Crude oil prices rose sharply on Wednesday after data showing an unexpected drop in U.S. crude stockpiles in the week ended September 22 added to concerns about tightening supplies amid production cuts by OPEC and its allies.
West Texas Intermediate Crude oil futures for November climbed $3.29 or about 3.6% to settle at $93.68 a barrel, the highest settlement since August 29, 2022.
Brent crude futures were up $1.98 or about 2.1% at $94.41 a barrel a little while ago.
Data released by the U.S. Energy Information Administration (EIA) this morning showed crude inventories in the U.S. fell by 2.169 million barrels during the week ended September 22 versus expectations for a 0.9 million barrel increase.
Gasoline stockpiles rose by 1.027 million barrels last week compared to forecasts for a drop of 0.5 million barrels. Meanwhile, distillate stockpiles increased by 0.398 million barrels versus the expected draw of 1 million barrels.
The data also said Cushing inventories fell to the lowest level since July 2022.
Meanwhile, the American Petroleum Institute reported on Tuesday that U.S. crude oil stockpiles rose by 1.586 million barrels during the week ended September 22 compared to expectations for a small drop.
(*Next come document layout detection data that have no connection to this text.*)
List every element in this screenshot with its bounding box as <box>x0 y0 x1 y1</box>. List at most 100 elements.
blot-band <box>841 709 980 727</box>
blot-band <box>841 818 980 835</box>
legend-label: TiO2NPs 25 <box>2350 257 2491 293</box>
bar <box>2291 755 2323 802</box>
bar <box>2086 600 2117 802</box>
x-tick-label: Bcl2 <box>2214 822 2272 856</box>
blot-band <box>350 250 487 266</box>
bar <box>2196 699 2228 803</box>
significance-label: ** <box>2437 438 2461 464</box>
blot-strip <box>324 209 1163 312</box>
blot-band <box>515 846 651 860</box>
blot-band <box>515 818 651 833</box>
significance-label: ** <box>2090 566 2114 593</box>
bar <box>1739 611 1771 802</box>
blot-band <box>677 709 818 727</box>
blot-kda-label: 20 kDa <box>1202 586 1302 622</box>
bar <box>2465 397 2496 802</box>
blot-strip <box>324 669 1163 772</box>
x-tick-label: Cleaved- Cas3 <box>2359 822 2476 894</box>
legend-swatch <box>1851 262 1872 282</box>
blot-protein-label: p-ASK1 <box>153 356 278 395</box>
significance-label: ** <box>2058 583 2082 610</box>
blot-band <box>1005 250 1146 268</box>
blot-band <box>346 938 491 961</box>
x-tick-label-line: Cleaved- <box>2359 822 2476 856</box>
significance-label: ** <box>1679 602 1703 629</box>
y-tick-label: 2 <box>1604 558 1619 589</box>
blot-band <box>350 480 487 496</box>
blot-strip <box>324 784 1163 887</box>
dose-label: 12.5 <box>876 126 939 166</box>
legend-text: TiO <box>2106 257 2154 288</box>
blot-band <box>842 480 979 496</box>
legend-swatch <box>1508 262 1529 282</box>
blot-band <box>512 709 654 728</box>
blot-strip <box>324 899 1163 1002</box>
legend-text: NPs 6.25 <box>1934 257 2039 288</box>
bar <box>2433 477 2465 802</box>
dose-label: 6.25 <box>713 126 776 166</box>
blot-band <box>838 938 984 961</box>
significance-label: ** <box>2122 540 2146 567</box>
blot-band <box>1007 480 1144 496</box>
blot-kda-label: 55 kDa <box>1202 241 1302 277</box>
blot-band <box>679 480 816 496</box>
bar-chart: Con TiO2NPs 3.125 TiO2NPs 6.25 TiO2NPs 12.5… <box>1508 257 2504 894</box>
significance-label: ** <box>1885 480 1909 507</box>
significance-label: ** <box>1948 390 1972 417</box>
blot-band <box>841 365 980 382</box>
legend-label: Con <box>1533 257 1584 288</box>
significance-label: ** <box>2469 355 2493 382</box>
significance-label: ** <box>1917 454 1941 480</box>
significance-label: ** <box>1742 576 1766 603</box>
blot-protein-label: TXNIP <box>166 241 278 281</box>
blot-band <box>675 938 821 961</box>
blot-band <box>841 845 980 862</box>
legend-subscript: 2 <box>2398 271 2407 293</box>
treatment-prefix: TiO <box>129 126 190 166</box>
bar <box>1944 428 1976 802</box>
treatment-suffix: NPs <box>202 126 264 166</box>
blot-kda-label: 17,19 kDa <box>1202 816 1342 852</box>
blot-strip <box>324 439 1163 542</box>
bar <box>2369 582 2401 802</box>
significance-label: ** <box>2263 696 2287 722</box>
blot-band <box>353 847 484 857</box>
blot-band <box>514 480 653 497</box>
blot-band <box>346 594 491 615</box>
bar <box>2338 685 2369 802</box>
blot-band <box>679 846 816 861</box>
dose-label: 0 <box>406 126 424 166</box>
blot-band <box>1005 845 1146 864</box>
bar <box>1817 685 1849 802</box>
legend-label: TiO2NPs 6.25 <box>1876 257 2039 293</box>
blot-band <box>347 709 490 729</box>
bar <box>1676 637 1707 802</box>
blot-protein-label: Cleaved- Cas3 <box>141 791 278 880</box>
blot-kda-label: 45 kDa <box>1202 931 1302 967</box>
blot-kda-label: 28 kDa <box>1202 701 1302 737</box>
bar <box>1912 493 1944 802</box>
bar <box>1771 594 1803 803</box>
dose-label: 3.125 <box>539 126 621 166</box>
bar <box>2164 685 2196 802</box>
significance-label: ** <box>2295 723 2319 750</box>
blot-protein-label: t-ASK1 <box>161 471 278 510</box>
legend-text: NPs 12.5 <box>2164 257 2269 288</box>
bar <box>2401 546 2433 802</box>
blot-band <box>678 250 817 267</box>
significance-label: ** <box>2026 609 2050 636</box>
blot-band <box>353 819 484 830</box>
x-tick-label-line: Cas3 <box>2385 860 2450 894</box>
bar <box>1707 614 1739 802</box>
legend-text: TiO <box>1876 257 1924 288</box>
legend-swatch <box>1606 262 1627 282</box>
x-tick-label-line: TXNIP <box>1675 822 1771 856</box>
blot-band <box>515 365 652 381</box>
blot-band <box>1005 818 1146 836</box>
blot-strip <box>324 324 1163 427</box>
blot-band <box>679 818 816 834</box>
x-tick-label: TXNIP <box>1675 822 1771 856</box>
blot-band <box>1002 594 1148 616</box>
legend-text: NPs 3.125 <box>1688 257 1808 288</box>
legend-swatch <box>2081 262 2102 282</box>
“Brent crude is now just over a few dollars away from the $100 price level, which could see further momentum buying if global leaders don’t do anything to try to jawbone prices down,” says Edward Moya, Senior Market Analyst at OANDA.
He adds, “The Biden administration will undoubtedly want lower energy prices given we are just over a year from the presidential election, but tapping the low levels from the SPR will only provide temporary relief.”